In Milwaukee, 1/3 of units transfused to adults with SCD are >30 days old, but nation-wide some restrict the transfusion of older units. About four hundred adults receive care in the Adult Sickle Cell Clinic at Froedtert Hospital in Milwaukee, about 23 of who receive chronic outpatient transfusions for chronic pain or stroke prophylaxis. Transfusions are administered to adults regardless of storage age, except in the case of red cell exchange, for which there is a policy to use less than 14 day old units. In a 3-year retrospective review of transfusions administered to adults with SCD, 627 units were given via simple transfusion over 281 outpatient encounters. The overall median unit storage age was 22 days (range: 2-42 days), and 25% of the units transfused were stored 33 days or longer.

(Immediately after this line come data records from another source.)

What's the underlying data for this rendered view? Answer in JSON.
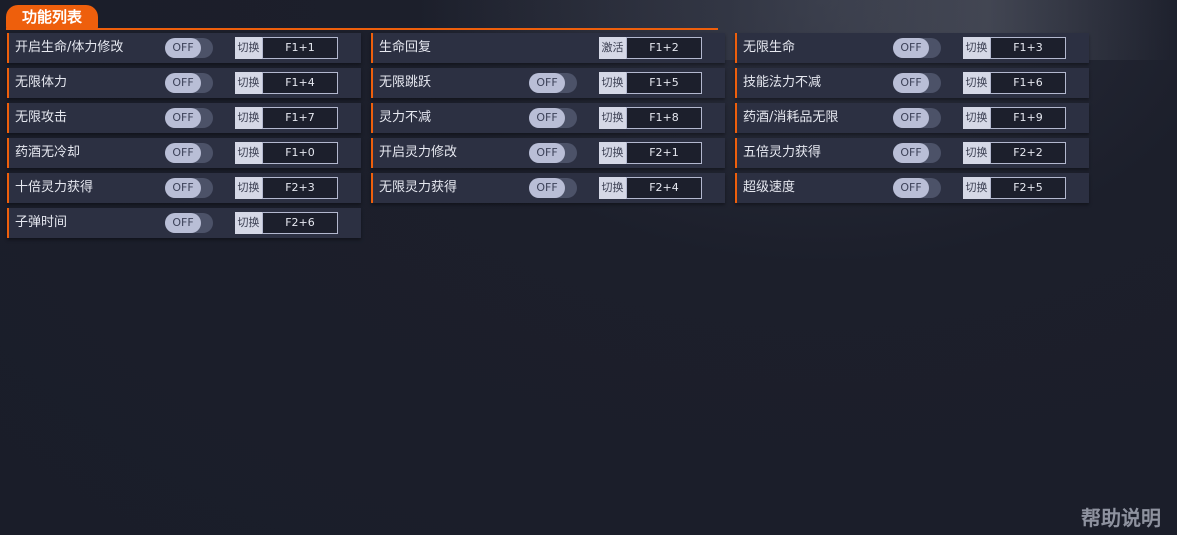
{
  "header": {
    "title": "功能列表"
  },
  "features": [
    {
      "name": "开启生命/体力修改",
      "toggle": "OFF",
      "hotkey_label": "切换",
      "hotkey": "F1+1"
    },
    {
      "name": "生命回复",
      "toggle": null,
      "hotkey_label": "激活",
      "hotkey": "F1+2"
    },
    {
      "name": "无限生命",
      "toggle": "OFF",
      "hotkey_label": "切换",
      "hotkey": "F1+3"
    },
    {
      "name": "无限体力",
      "toggle": "OFF",
      "hotkey_label": "切换",
      "hotkey": "F1+4"
    },
    {
      "name": "无限跳跃",
      "toggle": "OFF",
      "hotkey_label": "切换",
      "hotkey": "F1+5"
    },
    {
      "name": "技能法力不减",
      "toggle": "OFF",
      "hotkey_label": "切换",
      "hotkey": "F1+6"
    },
    {
      "name": "无限攻击",
      "toggle": "OFF",
      "hotkey_label": "切换",
      "hotkey": "F1+7"
    },
    {
      "name": "灵力不减",
      "toggle": "OFF",
      "hotkey_label": "切换",
      "hotkey": "F1+8"
    },
    {
      "name": "药酒/消耗品无限",
      "toggle": "OFF",
      "hotkey_label": "切换",
      "hotkey": "F1+9"
    },
    {
      "name": "药酒无冷却",
      "toggle": "OFF",
      "hotkey_label": "切换",
      "hotkey": "F1+0"
    },
    {
      "name": "开启灵力修改",
      "toggle": "OFF",
      "hotkey_label": "切换",
      "hotkey": "F2+1"
    },
    {
      "name": "五倍灵力获得",
      "toggle": "OFF",
      "hotkey_label": "切换",
      "hotkey": "F2+2"
    },
    {
      "name": "十倍灵力获得",
      "toggle": "OFF",
      "hotkey_label": "切换",
      "hotkey": "F2+3"
    },
    {
      "name": "无限灵力获得",
      "toggle": "OFF",
      "hotkey_label": "切换",
      "hotkey": "F2+4"
    },
    {
      "name": "超级速度",
      "toggle": "OFF",
      "hotkey_label": "切换",
      "hotkey": "F2+5"
    },
    {
      "name": "子弹时间",
      "toggle": "OFF",
      "hotkey_label": "切换",
      "hotkey": "F2+6"
    }
  ],
  "footer": {
    "help_label": "帮助说明"
  },
  "colors": {
    "accent": "#ee5f0c",
    "row_bg": "#2c3042",
    "page_bg": "#1c1f2b"
  }
}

To determine the opinions and policies of other hospital blood bank directors about the use of older red cell units for patients with SCD, study staff conducted a nation-wide survey (n=90). While only 23% of respondents had a storage age restriction policy for patients with SCD, 31% thought that older units were not as effective as younger units, and 65% believed that evidence-based policies were needed

Adults with SCD may be susceptible to the effects of an older unit's physiology because they are prone to infection, inflamed, and poorly equipped to handle excess iron. In a cohort of 40 steady-state adults with SCD, we specifically measured markers of inflammation and iron excess. High sensitivity C-reactive protein, a marker of systemic inflammation, was found to be markedly elevated (median 5.6 mg/L, range 0.4-60 mg/L; reference range <1.0 mg/L), as was ferritin, a marker of iron stores (median 2,969 ng/ml, range 20-12,300 ng/ml; reference range 13-400 ng/ml).

Forty chronically-transfused adults with SCD will be randomized in a double-blind fashion to receive 30 day-old or 10 day-old units for 3 months. Subjects will be randomized in blocks of 5 and stratified by age: at least 10 subjects from each of the age ranges 18-30 and 31-45 years will be enrolled. Pre-transfusion, sterile samples will be extracted from red cell units. Patient peripheral blood will be also obtained 1 month before randomization, immediately pre-transfusion, and 2 and 24 hours post-transfusion. Hemoglobin will be measured pre-transfusion, 2 and 24 hours post-transfusion, and 2 weeks post transfusion. Participants will complete standardized diaries daily to document symptoms of infection, SCD pain, medications and Emergency Department(ED) or hospital use. Diaries will be collected and participants will be assessed with each transfusion encounter and 4 weeks after the last transfusion. To ensure compliance, coordinators will contact subjects weekly to complete the diaries.

Study staff will evaluate red cells pre- and post-transfusion for Phosphatidylserine(PE), Phosphatidylethanolamine(PS), and microparticles as above for all blood samples. White cells will be isolated with established separation techniques. The white cell populations of interest will be defined by their location on a forward scatter/side scatter plot and their positivity using key fluorochrome-labeled identity markers (macrophages: CD14, neutrophils: CD16). Once the cell populations of interest are identified, the cells will be evaluated for various markers of activation. The plasma fraction from each patient and red cell unit will be diverted to determine concentrations of free heme/hemoglobin, cytokines, and NTBI, respectively.